Beamte haben eine dienstliche Wahrheitspflicht gegenüber staatlichen Organen, erst recht gegenüber dem Parlament. Ein Verstoß dagegen ist ein Dienstvergehen. Der Landtag ist die Vertretung des Volkes. Und das weiß jedenfalls jetzt, woran es ist, nachdem die besagten Herren ungeschoren blieben, da Justizministerin Merk und Finanzminister Söder keine Disziplinarverfahren gegen Nerlich und Jüptner eingeleitet haben.
Der Wiederaufnahmeantrag der Staatsanwaltschaft Regensburg
Ende März 2013 stellte schließlich auch die Staatsanwaltschaft Regensburg beim dortigen Landgericht einen Wiederaufnahmeantrag.
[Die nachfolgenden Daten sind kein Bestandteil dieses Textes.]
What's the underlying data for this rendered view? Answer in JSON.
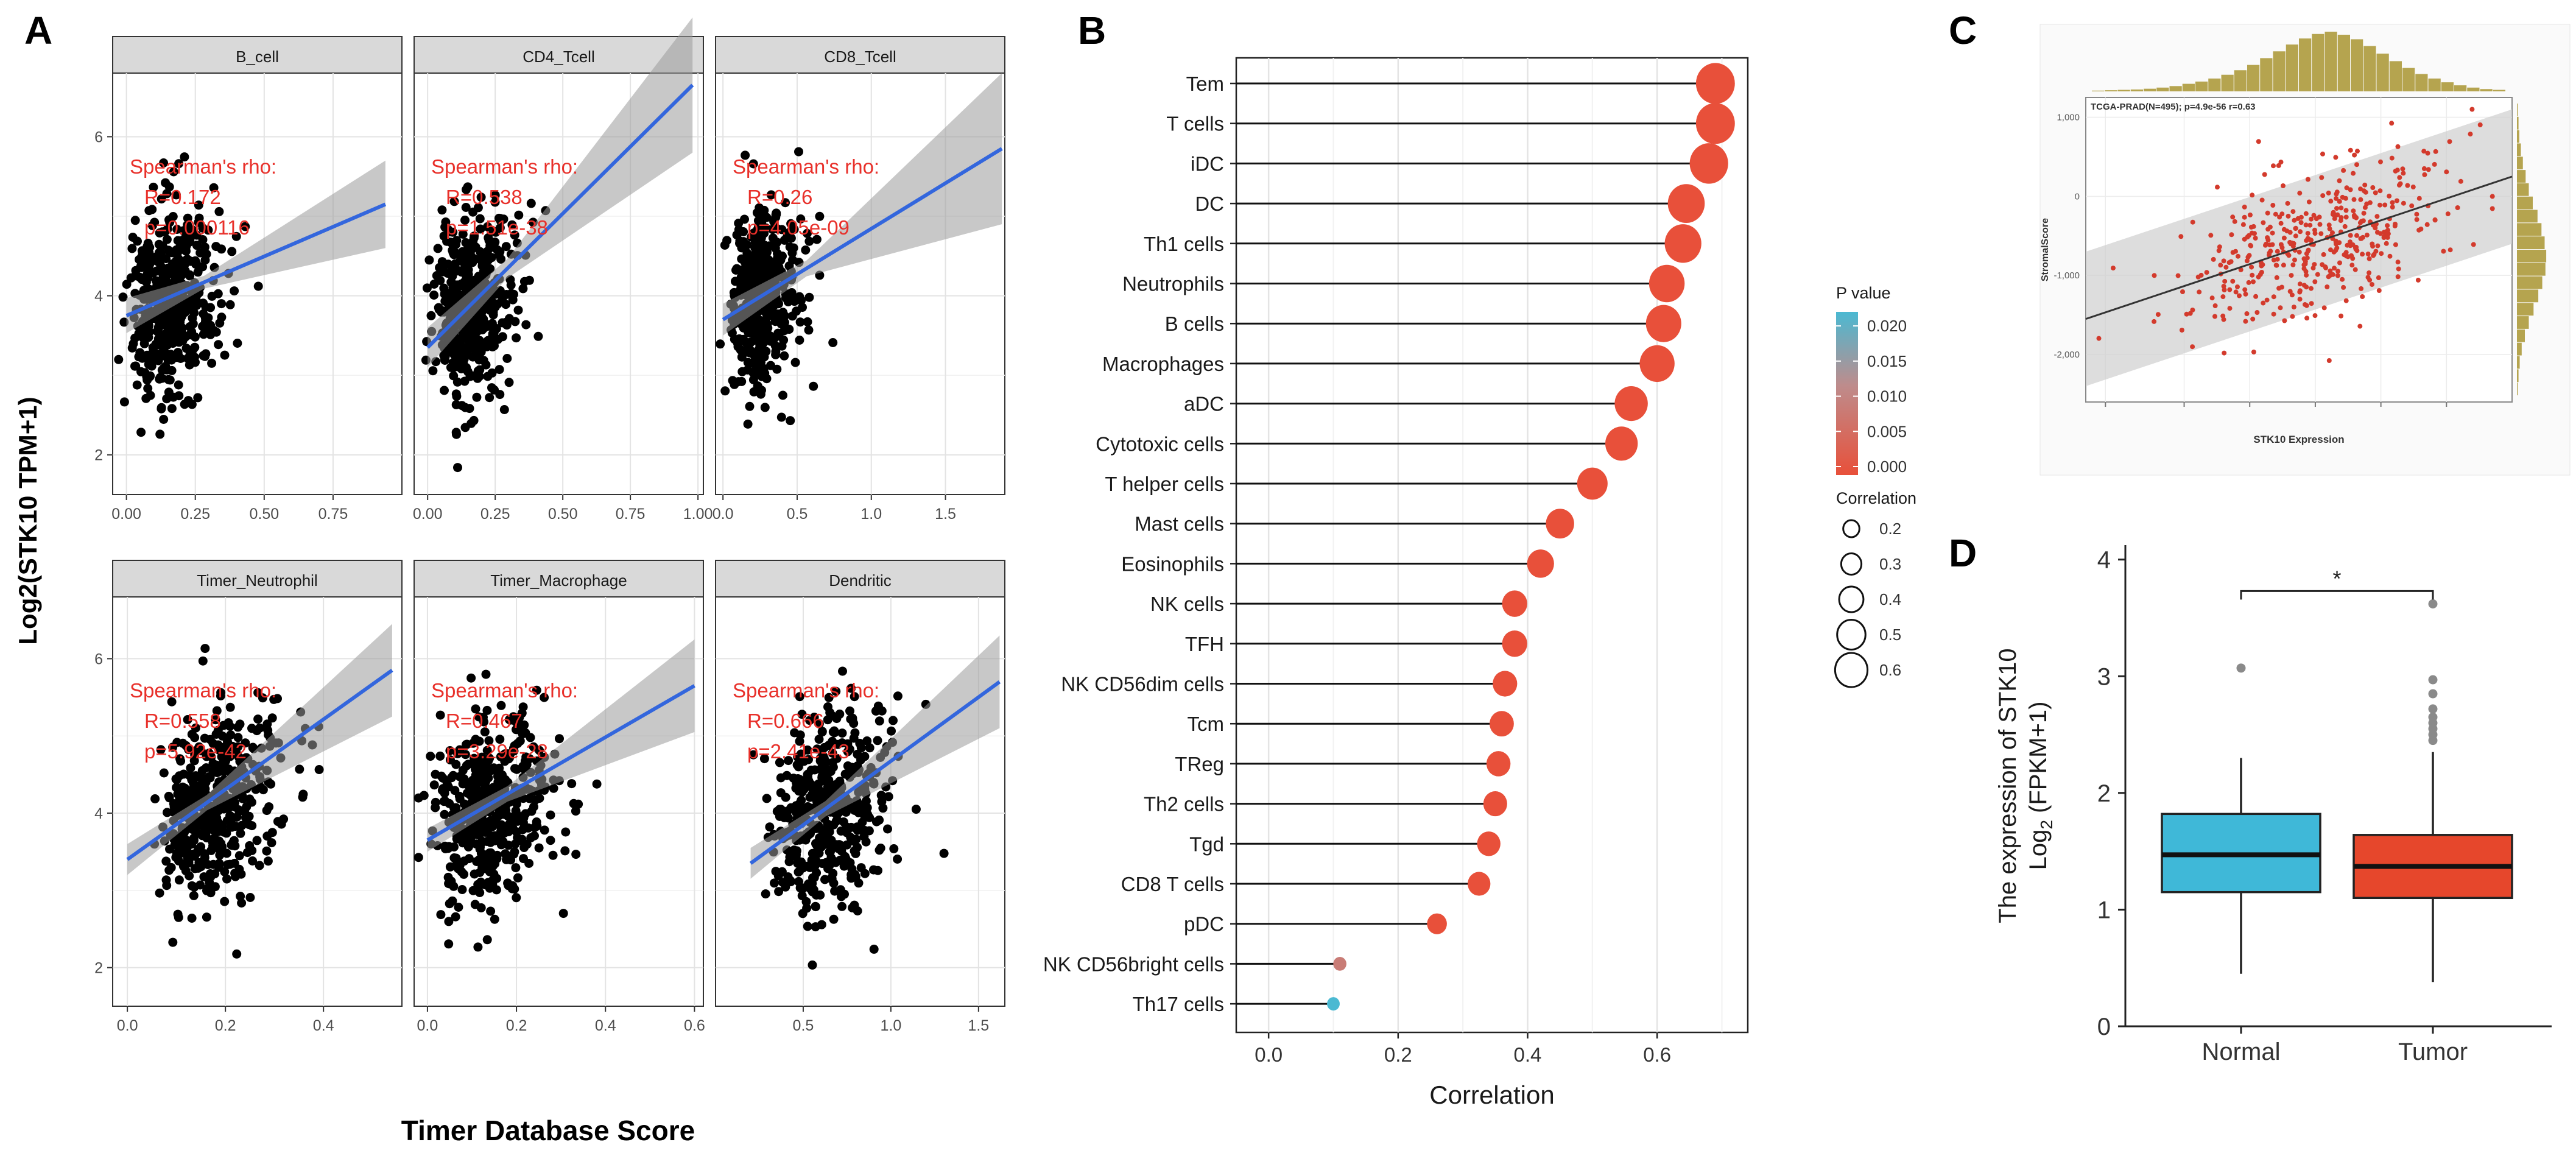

Die Presse jubelte: Hier wird ein Stück bundesdeutsche Rechtsgeschichte geschrieben! Zum ersten Mal sah sich eine Staatsanwaltschaft gezwungen, zugunsten eines Verurteilten ein Verfahren neu aufzurollen. Der schier aussichtslos erscheinende Kampf gegen die Justizministerin und ihre Verbündeten in der Partei und in der Justiz hatte zum Erfolg geführt.
Für Beate Merk war es eine krachende Niederlage, hatte sie doch Mollath unentwegt als brutalen Gewalttäter hingestellt, der weiterhin weggesperrt werden müsse, und erklärt, der Fall sei mehrmals umfänglich überprüft worden.